Our destination for the boat ride was Jag Mandir, once a lake palace now converted into a hotel. A floating platform greeted us when we reached Jag Mandir. My wheelchair was lifted out of the boat and off the platform with the help of the hotel staff.

Guests can stay overnight at this island palace. The rooms and their washrooms are spacious for a wheelchair to go around. However, there is one big step at the entrance of the room where the wheelchair will have to be lifted. They also have a small museum that displays different types of Dolis used by the Royals. Here as well, a wheelchair user will have to cross one big step at the entrance.

I freshened up in one of the rooms and set out to explore the property. Jag Mandir is also referred to as Lake Garden Palace. When you get off the boat, the garden is on the right-hand side. Here again, there are three steps at the entrance. After this, I went around the garden till the time there was a flat pathway. I did not see rest of the garden because I was tired of the many single-steps spread around. Even then I’d call this a good place to watch the sun go down and take pictures.

We had dinner at the Darikhana restaurant. It gave us a view of the lake but since it was dark we could only see reflections of the lights from distant monuments. The food and its taste are nothing to talk about. I also found it expensive at Rs 2000 cover charge per person. We were 5 adults and after ordering a round of drinks, one vegetarian and a non-vegetarian starter, we were close to exhausting the cover charge.

When returning, instead of a chartered jetty, we traveled back in a big ferry used by other tourists and the Jagmandir staff. This was more spacious.

Except for having a meal here, I would recommend you to visit Jag Mandir purely to enjoy its location in the middle of the lake. Just sitting in the garden or the open the restaurant, watching the calm lake and flock of birds making their way to their homes at sunset is peaceful.

Magical fountains at ‘accessible’ Saheliyon Ki Bari

Most of us are familiar with the modern light and sound shows that are put up with the use of musical fountains of varying length and breadth.

But this Saheliyon Ki Bari (aka Garden of the Maidens), built over 300 years ago, is nothing but pure magic. The Maharana specially created Fatehsagar lake so that it’s stored water can be used in this garden. Because of the higher elevation of the lake, water would flow into the fountains without the use of any motors.

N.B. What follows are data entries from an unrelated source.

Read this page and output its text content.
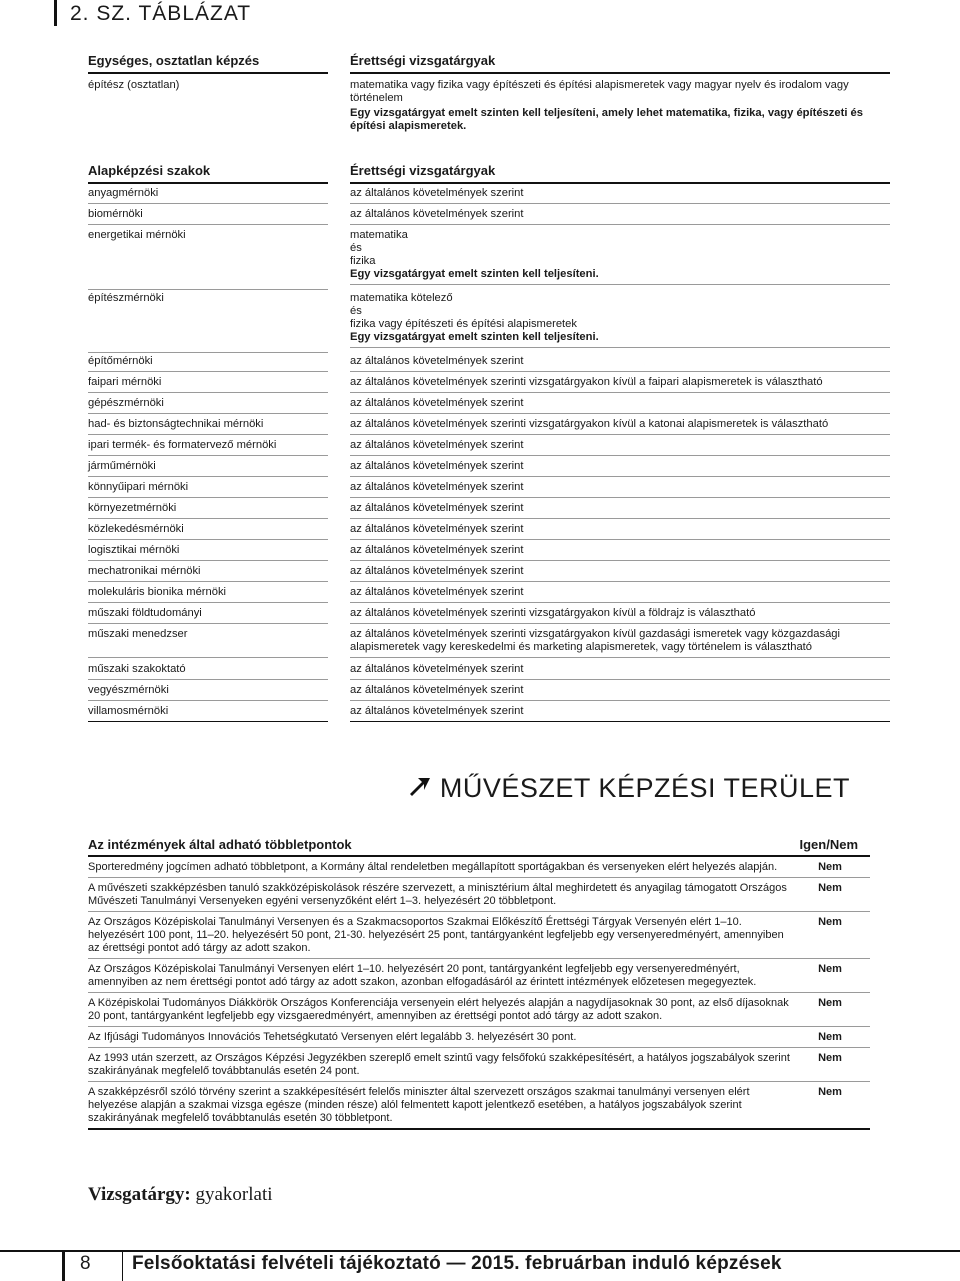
2. SZ. TÁBLÁZAT
Egységes, osztatlan képzés	Érettségi vizsgatárgyak
építész (osztatlan)	matematika vagy fizika vagy építészeti és építési alapismeretek vagy magyar nyelv és irodalom vagy történelem
Egy vizsgatárgyat emelt szinten kell teljesíteni, amely lehet matematika, fizika, vagy építészeti és építési alapismeretek.
Alapképzési szakok	Érettségi vizsgatárgyak
anyagmérnöki	az általános követelmények szerint
biomérnöki	az általános követelmények szerint
energetikai mérnöki	matematika
és
fizika
Egy vizsgatárgyat emelt szinten kell teljesíteni.
építészmérnöki	matematika kötelező
és
fizika vagy építészeti és építési alapismeretek
Egy vizsgatárgyat emelt szinten kell teljesíteni.
építőmérnöki	az általános követelmények szerint
faipari mérnöki	az általános követelmények szerinti vizsgatárgyakon kívül a faipari alapismeretek is választható
gépészmérnöki	az általános követelmények szerint
had- és biztonságtechnikai mérnöki	az általános követelmények szerinti vizsgatárgyakon kívül a katonai alapismeretek is választható
ipari termék- és formatervező mérnöki	az általános követelmények szerint
járműmérnöki	az általános követelmények szerint
könnyűipari mérnöki	az általános követelmények szerint
környezetmérnöki	az általános követelmények szerint
közlekedésmérnöki	az általános követelmények szerint
logisztikai mérnöki	az általános követelmények szerint
mechatronikai mérnöki	az általános követelmények szerint
molekuláris bionika mérnöki	az általános követelmények szerint
műszaki földtudományi	az általános követelmények szerinti vizsgatárgyakon kívül a földrajz is választható
műszaki menedzser	az általános követelmények szerinti vizsgatárgyakon kívül gazdasági ismeretek vagy közgazdasági alapismeretek vagy kereskedelmi és marketing alapismeretek, vagy történelem is választható
műszaki szakoktató	az általános követelmények szerint
vegyészmérnöki	az általános követelmények szerint
villamosmérnöki	az általános követelmények szerint
MŰVÉSZET KÉPZÉSI TERÜLET
Az intézmények által adható többletpontok	Igen/Nem
Sporteredmény jogcímen adható többletpont, a Kormány által rendeletben megállapított sportágakban és versenyeken elért helyezés alapján.	Nem
A művészeti szakképzésben tanuló szakközépiskolások részére szervezett, a minisztérium által meghirdetett és anyagilag támogatott Országos Művészeti Tanulmányi Versenyeken egyéni versenyzőként elért 1–3. helyezésért 20 többletpont.	Nem
Az Országos Középiskolai Tanulmányi Versenyen és a Szakmacsoportos Szakmai Előkészítő Érettségi Tárgyak Versenyén elért 1–10. helyezésért 100 pont, 11–20. helyezésért 50 pont, 21-30. helyezésért 25 pont, tantárgyanként legfeljebb egy versenyeredményért, amennyiben az érettségi pontot adó tárgy az adott szakon.	Nem
Az Országos Középiskolai Tanulmányi Versenyen elért 1–10. helyezésért 20 pont, tantárgyanként legfeljebb egy versenyeredményért, amennyiben az nem érettségi pontot adó tárgy az adott szakon, azonban elfogadásáról az érintett intézmények előzetesen megegyeztek.	Nem
A Középiskolai Tudományos Diákkörök Országos Konferenciája versenyein elért helyezés alapján a nagydíjasoknak 30 pont, az első díjasoknak 20 pont, tantárgyanként legfeljebb egy vizsgaeredményért, amennyiben az érettségi pontot adó tárgy az adott szakon.	Nem
Az Ifjúsági Tudományos Innovációs Tehetségkutató Versenyen elért legalább 3. helyezésért 30 pont.	Nem
Az 1993 után szerzett, az Országos Képzési Jegyzékben szereplő emelt szintű vagy felsőfokú szakképesítésért, a hatályos jogszabályok szerint szakirányának megfelelő továbbtanulás esetén 24 pont.	Nem
A szakképzésről szóló törvény szerint a szakképesítésért felelős miniszter által szervezett országos szakmai tanulmányi versenyen elért helyezése alapján a szakmai vizsga egésze (minden része) alól felmentett kapott jelentkező esetében, a hatályos jogszabályok szerint szakirányának megfelelő továbbtanulás esetén 30 többletpont.	Nem
Vizsgatárgy: gyakorlati
8 Felsőoktatási felvételi tájékoztató — 2015. februárban induló képzések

They are a total of five fountains with one of them in the centre. At any time in the surrounding four fountains, if you start clapping rigorously, the strength of the water flow increases. It was a truly magical moment to see my family clapping and the intensity of water in the fountain go higher.

At the entrance is the Welcome fountain that goes along the pathway. Further down is Savan Badho. When you close your eyes and listen, you will feel like it’s raining. The Kamal Talai fountain pond is filled with Lotus plants. It is said that the king and queen would sit on opposite sides of this fountain and watch the artisans perform. The fourth fountain is in Raas Leela area where the royalty enjoyed playing Holi. The fifth is Bin Badal Barsaat that the Maharana created especially for his daughter. This is the only inaccessible place in the entire garden because of its steps.

Overall, there are pathways leading to all the fountains, except one, and through the beautiful flower gardens. This is clearly one of the most accessible places in Udaipur and no wheelchair user should miss this.

I hope that this article was able to bust all myths related to how accessible or inaccessible Udaipur is. Of all the historic cities in India, Udaipur must certainly be on the bucket list for wheelchair users.